Teknolojiyi temel alan yenilikçi sağlık hizmetleri yaşam kalitesini artırıyor
Sosyal devlet anlayışının benimsendiği ülkelerde hükümetler, vatandaşlarının olabilecek en yüksek kalitede sağlık hizmetini, en düşük maliyetle alabilmelerini sağlama sorumluluğunu üstleniyor. BT’nin devreye girmesiyle ülkemizde sağlık alanında çok başarılı çalışmalara imza atılırken, önümüzde katedilecek uzun bir yolumuz bulunuyor.

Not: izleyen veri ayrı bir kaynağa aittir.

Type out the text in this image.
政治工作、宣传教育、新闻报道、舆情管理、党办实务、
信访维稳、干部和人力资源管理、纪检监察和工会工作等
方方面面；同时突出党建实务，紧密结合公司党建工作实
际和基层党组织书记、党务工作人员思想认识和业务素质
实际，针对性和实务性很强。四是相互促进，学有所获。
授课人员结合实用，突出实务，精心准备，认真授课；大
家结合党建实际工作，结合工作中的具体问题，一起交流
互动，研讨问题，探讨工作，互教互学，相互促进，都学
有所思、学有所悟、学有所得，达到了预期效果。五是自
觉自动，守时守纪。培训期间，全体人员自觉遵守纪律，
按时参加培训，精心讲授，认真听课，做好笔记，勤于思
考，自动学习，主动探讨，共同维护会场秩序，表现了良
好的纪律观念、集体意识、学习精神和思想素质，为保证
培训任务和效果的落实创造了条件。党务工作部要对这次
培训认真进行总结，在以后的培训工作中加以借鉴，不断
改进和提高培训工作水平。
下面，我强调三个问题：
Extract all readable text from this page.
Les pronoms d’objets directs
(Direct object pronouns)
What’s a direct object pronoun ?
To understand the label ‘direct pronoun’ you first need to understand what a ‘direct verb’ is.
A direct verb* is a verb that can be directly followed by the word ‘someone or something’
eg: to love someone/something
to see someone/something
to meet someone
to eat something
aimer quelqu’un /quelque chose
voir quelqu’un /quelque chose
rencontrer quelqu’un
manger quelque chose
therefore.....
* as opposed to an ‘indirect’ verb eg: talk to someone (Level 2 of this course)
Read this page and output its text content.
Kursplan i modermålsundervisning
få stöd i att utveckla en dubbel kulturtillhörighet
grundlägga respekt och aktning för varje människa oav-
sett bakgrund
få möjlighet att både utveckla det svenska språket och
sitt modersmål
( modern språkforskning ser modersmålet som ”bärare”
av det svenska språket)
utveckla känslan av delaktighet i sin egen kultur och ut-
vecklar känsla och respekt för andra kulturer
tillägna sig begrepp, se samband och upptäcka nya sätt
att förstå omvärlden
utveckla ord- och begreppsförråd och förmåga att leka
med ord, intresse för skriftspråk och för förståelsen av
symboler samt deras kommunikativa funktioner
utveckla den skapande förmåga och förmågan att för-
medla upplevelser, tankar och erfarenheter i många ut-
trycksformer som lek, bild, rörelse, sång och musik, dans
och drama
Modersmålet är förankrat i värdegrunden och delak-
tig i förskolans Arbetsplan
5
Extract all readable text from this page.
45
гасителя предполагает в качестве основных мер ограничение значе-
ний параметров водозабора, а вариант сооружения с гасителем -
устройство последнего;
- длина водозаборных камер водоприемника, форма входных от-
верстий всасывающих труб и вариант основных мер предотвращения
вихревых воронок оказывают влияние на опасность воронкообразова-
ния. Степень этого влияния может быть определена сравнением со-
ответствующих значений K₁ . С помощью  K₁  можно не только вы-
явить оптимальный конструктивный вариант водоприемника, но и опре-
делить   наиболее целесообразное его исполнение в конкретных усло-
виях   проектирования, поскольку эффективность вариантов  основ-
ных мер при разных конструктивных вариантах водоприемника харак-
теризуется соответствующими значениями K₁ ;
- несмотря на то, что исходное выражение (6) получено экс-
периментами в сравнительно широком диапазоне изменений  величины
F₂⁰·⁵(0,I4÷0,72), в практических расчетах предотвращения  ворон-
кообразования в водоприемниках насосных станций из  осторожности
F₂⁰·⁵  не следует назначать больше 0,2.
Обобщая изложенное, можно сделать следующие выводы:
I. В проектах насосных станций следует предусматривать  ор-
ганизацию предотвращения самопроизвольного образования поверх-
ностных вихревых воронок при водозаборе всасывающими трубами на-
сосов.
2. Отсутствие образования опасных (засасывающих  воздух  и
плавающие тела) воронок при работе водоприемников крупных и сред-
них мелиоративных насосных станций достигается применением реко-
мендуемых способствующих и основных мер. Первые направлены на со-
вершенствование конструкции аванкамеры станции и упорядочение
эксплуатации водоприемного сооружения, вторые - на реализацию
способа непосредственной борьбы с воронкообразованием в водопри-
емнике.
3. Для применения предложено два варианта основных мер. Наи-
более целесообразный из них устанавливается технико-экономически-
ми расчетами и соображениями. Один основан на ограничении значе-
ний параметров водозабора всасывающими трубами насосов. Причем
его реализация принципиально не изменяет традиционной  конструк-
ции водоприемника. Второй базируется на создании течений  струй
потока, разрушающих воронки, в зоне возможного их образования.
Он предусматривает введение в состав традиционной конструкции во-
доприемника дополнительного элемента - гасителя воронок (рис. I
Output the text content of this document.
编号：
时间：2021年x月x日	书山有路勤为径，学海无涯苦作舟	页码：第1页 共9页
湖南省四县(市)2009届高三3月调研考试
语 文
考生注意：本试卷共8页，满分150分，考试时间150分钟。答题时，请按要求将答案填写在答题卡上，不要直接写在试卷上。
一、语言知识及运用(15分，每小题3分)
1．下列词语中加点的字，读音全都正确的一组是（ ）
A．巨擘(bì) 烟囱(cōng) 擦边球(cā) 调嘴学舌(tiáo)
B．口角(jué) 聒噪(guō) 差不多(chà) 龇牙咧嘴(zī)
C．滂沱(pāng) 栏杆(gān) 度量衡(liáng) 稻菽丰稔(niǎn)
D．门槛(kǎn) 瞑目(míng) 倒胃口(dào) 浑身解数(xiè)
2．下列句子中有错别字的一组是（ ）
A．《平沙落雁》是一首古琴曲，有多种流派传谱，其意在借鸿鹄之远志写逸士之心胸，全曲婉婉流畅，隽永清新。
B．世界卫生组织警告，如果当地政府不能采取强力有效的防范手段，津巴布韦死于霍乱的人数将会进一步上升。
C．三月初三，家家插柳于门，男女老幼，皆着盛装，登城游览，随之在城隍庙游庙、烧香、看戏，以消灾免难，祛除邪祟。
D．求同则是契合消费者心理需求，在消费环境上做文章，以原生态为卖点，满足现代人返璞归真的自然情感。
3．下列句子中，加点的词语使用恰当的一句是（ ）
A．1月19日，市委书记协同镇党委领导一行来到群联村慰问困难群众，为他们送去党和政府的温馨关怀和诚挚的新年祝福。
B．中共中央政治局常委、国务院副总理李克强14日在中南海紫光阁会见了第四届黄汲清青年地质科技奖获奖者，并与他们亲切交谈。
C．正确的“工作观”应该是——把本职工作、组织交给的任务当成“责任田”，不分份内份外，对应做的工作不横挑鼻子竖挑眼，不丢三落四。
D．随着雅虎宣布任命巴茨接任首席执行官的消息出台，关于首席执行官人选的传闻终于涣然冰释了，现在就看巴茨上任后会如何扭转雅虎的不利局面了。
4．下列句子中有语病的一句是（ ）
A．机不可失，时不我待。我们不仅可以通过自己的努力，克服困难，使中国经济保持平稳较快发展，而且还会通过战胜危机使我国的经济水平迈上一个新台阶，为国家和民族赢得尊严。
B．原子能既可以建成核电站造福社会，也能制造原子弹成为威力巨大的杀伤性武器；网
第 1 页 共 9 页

Türkiye, sağlık alanında son yıllarda önemli bir atılım gerçekleştirdi. Bu atılımın temelinde bilişim teknolojilerinin yattığı ise yadsınamaz bir gerçek. Türkiye olarak sağlık alanında dünyada çok iyi bir konumda olduğumuza vurgu yapan BTech Kurucu Ortağı ve Ar-Ge Yöneticisi Kuntay Aktaş, “Dünya standardında işler yapıyoruz ve yaptığımız çalışmaların bir çoğu hem ülkemizde hem de dünyada ilk olan çalışmalar. Türkiye’ye getirdiğimiz teknolojilerle; değerli hocalarımızın açtığı bu yolda yeni teknolojiler üreteceğiz. Yalnızca dünyayı yakından takip eden bir kuruluş değil, dünyada öncü olan bir şirket olmayı hedefliyoruz. Her şeyin daha kişiselleştiği bir dünyada sağlık gibi önemli bir konuda kişiye özel bir yaklaşım sunuyoruz” ifadesini kullandı.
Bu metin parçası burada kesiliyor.